Infants born preterm may be less able to perform certain motor and exploratory behaviors, which could lead to future cognitive and developmental delays, suggests a study in the September issue of PTJ. According to the study's authors, physical therapists in early-intervention programs should target behaviors such as head control and ability to make a fist.
Non-object-oriented exploration, wrote the authors, "is not only critical for infants to learn how to engage in social interactions and to learn about objects; it is also key for infants to learn to control their own bodies so they can perform perceptual-motor behaviors like lifting their heads against gravity, reaching, or moving their hands into midline.”
Researchers followed the development of 24 healthy full-term infants (37–42 weeks gestational age), 24 infants born preterm, and 6 preterm infants who were born with brain injury.
Authors recorded the infants in their home environments just after expected date of birth, and at 1.5, 3, 4, 6, 9, 12, 18, and 24 months of age. Through 9 months, they assessed the infants in lying on their backs and on their stomachs. From 3 months through 24 months, they assessed the infants in sitting, supported in an infant seat.
Some of the findings include:
Holding up the head. Through the age of 9 months, all infants improved their ability to hold up their heads while lying on their stomachs, but those born preterm were less able.
Holding the head in midline. In the prone position, all infants improved, but full-term infants showed the greatest ability and preterm infants with brain injury the least. Full-term infants also were best able to hold their heads in midline while lying on their backs, but there was no significant difference between preterm infants with and without brain injury. There was no significant difference among the groups in ability to hold the head in midline while sitting.
Holding 1 hand in midline. While lying on their backs, there was no significant difference among the groups. Full-term infants did so more frequently in prone or sitting position, with no significant differences between preterm infants with and without brain injury.
Holding both hands in midline. In supine position, there was no significant difference among the groups. While prone, preterm infants with brain injury exhibited difficulty. In sitting position, full-term infants showed greater ability than all preterm infants.
Holding hands fisted. The amount of time spent holding 1 or both hands fisted decreased for all infants over time. However, through 9 months, infants with brain injury demonstrated more 1-handed fisting while lying down; all preterm babies showed more 1-handed fisting while sitting than did the full-term infants. Full-term infants in prone position spent more time with both hands fisted over the first 6 months than did the other 2 groups.
Hand mouthing. Preterm infants with brain injury showed more hand mouthing than the other groups while prone but less while supine. There was no difference while sitting.
Touching the body or surfaces. Touching the body decreased for all infants over 9 months, but preterm infants with brain injury did so much less frequently than the other groups. Touching surfaces increased over 9 months for all infants in prone and supine. While there were no differences among the groups for touching surfaces in prone position, full-term infants did so the least frequently, and infants with brain injury the most frequently. While sitting, the trajectory was the same for all groups over 24 months.

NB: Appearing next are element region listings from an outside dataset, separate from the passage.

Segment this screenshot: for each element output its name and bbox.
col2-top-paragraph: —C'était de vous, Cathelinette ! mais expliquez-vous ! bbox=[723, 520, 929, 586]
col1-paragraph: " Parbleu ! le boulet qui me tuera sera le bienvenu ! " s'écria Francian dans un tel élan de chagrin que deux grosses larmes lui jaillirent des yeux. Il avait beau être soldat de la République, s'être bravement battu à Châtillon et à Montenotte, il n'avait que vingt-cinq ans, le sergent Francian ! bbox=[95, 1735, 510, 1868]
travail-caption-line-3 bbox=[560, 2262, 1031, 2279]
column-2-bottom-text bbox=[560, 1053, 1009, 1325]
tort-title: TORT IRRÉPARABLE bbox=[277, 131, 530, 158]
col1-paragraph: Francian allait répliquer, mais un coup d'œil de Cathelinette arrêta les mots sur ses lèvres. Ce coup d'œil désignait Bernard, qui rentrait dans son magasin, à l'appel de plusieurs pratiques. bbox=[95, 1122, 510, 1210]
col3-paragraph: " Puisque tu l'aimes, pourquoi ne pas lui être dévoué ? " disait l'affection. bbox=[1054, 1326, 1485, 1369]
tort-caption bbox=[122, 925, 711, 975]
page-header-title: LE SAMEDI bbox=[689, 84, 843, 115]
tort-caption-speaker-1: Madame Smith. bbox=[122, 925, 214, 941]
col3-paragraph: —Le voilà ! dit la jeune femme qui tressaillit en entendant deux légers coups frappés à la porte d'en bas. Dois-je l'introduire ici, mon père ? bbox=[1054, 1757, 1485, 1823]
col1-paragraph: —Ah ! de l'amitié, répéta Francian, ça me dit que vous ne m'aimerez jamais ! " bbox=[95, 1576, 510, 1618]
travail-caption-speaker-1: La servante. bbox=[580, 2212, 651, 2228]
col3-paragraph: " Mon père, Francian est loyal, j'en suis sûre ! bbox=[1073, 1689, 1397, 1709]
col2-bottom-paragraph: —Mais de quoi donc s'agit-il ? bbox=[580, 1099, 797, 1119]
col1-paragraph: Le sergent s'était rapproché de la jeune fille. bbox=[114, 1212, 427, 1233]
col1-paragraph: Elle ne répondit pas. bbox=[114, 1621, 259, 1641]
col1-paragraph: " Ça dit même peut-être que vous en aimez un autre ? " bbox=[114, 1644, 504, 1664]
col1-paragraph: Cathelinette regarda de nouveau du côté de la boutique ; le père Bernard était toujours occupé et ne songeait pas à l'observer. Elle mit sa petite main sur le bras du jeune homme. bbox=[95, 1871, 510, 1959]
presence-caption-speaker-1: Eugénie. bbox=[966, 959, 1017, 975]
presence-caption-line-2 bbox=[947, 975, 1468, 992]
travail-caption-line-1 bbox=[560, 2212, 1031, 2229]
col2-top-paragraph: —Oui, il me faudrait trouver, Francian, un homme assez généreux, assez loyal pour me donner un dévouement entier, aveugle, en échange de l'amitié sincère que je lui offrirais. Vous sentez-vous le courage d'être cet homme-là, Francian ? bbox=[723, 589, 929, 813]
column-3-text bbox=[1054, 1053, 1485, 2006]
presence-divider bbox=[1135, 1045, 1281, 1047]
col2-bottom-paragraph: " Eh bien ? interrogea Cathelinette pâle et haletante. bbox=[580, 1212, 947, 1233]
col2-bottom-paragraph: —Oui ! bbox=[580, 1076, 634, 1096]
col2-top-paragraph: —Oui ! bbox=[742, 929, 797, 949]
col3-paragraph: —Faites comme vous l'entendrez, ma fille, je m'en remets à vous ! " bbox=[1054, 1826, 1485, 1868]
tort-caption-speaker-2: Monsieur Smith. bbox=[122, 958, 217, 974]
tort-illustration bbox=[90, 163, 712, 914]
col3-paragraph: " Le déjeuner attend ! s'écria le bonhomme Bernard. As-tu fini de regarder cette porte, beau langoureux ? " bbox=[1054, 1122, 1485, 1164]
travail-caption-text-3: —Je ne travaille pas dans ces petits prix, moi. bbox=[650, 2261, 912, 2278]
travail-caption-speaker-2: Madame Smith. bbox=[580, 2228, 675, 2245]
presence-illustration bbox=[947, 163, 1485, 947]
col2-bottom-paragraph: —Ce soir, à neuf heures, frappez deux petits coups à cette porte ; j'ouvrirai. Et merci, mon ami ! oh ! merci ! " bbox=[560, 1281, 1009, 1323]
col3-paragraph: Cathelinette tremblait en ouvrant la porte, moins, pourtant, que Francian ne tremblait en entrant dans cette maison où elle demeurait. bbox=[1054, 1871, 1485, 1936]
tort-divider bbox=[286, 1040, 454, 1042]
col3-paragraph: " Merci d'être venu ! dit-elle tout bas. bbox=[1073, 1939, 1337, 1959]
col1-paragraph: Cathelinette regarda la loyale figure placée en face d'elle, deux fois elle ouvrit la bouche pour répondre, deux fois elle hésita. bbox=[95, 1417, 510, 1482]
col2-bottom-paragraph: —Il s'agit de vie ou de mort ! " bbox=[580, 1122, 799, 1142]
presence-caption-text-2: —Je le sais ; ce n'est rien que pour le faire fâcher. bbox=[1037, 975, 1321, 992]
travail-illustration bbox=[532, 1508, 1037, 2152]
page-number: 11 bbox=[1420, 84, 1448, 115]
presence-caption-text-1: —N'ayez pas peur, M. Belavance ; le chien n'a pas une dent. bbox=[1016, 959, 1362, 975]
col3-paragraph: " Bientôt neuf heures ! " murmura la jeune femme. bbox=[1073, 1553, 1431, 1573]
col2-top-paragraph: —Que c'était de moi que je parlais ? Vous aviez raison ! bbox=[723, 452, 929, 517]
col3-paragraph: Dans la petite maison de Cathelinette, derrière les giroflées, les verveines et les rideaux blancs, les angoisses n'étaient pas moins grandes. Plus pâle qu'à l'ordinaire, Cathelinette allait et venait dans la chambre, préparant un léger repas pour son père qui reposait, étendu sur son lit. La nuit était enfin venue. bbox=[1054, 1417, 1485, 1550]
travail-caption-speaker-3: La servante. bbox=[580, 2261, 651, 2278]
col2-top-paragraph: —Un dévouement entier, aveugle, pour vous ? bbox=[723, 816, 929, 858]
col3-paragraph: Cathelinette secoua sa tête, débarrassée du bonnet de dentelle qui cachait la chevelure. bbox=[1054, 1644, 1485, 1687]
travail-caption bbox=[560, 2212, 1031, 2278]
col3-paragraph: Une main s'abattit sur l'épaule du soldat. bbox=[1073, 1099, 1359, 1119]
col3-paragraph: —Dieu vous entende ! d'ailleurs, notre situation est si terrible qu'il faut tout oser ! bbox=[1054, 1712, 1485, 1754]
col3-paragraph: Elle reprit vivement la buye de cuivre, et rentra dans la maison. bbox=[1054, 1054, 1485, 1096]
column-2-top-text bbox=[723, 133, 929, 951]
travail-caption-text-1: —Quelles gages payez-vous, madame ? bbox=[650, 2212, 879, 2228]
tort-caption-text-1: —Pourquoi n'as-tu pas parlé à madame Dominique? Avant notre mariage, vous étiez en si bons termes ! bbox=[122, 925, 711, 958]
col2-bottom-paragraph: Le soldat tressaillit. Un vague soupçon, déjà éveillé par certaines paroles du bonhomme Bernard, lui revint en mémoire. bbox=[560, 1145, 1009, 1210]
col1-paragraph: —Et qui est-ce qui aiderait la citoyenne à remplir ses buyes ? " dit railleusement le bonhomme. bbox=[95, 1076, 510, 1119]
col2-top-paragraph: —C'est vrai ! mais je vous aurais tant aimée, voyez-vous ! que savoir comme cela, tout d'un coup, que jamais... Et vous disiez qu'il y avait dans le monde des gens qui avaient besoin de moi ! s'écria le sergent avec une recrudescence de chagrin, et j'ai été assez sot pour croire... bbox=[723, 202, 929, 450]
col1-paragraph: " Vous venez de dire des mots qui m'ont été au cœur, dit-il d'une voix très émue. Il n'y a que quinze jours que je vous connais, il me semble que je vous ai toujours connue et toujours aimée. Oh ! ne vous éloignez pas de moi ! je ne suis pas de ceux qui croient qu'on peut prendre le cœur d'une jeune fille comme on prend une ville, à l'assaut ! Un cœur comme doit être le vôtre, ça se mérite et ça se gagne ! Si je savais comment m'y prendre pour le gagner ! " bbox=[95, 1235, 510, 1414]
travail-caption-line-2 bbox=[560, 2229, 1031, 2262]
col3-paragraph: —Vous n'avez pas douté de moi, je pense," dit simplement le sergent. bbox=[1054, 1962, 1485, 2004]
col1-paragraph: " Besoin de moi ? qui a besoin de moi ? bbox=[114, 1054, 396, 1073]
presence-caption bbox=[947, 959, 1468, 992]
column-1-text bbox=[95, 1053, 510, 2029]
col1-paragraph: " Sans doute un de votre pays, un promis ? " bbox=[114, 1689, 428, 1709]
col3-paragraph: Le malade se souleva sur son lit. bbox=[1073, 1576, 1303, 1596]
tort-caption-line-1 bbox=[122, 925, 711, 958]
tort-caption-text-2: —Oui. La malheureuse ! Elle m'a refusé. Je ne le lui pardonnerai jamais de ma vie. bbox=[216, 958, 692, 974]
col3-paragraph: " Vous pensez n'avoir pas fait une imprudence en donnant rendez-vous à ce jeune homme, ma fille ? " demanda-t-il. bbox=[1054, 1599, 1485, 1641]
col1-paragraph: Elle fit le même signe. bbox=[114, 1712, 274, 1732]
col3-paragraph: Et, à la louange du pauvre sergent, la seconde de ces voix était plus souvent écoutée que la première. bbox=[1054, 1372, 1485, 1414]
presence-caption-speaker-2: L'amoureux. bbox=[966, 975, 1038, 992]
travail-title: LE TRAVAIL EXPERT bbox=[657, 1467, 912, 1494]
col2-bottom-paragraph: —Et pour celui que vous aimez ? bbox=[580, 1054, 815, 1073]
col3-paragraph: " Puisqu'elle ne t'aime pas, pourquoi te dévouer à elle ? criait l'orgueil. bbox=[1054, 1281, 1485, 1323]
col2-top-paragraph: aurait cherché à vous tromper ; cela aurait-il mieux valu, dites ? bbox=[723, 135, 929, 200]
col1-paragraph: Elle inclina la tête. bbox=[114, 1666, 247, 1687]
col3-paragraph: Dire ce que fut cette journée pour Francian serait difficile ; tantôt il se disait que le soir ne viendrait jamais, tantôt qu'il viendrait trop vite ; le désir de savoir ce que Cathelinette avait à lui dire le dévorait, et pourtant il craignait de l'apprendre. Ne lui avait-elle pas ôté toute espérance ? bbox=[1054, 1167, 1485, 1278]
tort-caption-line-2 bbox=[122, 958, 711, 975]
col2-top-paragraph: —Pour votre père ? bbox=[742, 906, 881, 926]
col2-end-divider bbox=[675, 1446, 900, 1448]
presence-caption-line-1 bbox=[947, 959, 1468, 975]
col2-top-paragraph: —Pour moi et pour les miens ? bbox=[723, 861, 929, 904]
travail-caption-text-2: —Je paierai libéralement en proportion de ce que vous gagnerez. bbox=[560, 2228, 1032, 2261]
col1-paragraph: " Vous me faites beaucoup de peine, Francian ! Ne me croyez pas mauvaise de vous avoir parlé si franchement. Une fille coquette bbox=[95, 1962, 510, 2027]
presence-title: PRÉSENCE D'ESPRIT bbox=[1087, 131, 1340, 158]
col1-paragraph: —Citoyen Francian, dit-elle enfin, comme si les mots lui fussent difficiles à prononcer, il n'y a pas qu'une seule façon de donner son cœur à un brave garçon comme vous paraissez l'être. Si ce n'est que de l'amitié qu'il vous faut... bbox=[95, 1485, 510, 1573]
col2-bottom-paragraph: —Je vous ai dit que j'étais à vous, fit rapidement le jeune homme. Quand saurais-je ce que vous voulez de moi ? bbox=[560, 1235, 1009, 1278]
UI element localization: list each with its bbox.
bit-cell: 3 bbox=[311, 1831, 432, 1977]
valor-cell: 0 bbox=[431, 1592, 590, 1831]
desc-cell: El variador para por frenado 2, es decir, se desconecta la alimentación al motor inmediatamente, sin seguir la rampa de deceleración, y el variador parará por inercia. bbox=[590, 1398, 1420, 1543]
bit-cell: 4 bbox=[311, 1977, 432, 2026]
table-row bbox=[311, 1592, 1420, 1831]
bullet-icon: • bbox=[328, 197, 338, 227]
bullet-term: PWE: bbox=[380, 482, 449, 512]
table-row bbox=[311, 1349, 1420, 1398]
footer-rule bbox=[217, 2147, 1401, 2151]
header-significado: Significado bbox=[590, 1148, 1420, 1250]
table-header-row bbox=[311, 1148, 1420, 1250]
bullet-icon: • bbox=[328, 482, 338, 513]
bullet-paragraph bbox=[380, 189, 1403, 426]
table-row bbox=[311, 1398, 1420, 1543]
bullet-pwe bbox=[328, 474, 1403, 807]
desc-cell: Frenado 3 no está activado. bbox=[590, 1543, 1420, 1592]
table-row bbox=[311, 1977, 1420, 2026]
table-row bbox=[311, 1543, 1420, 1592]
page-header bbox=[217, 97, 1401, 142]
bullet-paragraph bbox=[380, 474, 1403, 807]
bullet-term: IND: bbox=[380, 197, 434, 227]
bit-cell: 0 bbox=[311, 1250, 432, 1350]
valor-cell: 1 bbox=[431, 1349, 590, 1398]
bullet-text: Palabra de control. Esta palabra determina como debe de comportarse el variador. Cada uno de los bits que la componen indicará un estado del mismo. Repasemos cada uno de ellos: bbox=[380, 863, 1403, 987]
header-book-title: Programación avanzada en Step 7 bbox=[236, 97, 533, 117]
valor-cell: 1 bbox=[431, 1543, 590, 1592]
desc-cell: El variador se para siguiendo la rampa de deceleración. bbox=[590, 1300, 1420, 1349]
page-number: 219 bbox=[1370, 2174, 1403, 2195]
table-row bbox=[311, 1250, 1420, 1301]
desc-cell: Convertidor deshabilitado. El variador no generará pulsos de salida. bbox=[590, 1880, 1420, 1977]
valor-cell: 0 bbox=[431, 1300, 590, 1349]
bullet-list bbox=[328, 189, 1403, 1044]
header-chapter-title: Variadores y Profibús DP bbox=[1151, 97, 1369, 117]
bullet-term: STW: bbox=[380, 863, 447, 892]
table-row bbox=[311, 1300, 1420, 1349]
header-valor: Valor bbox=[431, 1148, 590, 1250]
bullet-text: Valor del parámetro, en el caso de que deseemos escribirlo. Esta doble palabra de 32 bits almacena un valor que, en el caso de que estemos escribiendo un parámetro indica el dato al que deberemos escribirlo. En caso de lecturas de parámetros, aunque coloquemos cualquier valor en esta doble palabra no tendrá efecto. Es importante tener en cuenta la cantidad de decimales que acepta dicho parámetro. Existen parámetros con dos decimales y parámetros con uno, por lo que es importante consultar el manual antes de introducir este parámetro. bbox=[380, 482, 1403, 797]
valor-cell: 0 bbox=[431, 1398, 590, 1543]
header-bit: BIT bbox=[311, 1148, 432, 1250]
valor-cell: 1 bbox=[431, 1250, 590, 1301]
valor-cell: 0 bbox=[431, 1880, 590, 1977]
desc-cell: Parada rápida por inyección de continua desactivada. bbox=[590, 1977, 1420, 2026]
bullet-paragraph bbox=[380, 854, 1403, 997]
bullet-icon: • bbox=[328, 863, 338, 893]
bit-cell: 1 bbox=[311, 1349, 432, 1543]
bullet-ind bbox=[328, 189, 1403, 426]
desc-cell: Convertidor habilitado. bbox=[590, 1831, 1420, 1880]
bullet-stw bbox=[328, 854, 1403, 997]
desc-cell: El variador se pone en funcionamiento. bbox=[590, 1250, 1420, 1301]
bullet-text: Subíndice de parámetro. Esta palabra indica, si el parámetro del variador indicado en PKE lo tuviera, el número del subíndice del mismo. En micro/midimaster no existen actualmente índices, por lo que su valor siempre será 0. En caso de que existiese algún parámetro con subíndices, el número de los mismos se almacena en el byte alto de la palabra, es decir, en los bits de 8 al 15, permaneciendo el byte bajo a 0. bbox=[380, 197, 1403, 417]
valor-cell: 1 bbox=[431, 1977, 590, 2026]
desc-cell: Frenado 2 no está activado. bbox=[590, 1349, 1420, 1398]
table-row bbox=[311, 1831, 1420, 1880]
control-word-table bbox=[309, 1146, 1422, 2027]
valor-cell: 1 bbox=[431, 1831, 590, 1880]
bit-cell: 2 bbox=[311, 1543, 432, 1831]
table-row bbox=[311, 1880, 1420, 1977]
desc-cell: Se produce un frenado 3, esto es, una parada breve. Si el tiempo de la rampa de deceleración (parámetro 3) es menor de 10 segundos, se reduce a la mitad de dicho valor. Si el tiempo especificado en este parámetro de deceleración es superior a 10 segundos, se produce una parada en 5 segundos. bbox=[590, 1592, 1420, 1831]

Bouts of exploration per minute. At 6 months of age, infants without brain injury performed 7% more bouts of exploration per minute while sitting than did preterm infants with brain injury; this difference increased to 74.6% by 18 months of age.
Variety of separate and combined behaviors. Full-term infants performed a greater variety of both separate and combined behaviors while prone. There were no differences among the groups while supine. In sitting, full-term infants performed a greater variety of combined behaviors, and all infants without brain injury demonstrated a greater variety of separate behaviors.
The authors wrote that these non-object-oriented exploratory behaviors can "provide proprioceptive and haptic feedback, increase their body awareness, and are believed to be the precursors of future reaching and grasping behaviors.” Impairments in this area, they concluded, "are likely to cascade into delays in reaching and object exploration, which in turn will result in future motor and cognitive delays,” which proper early intervention could address.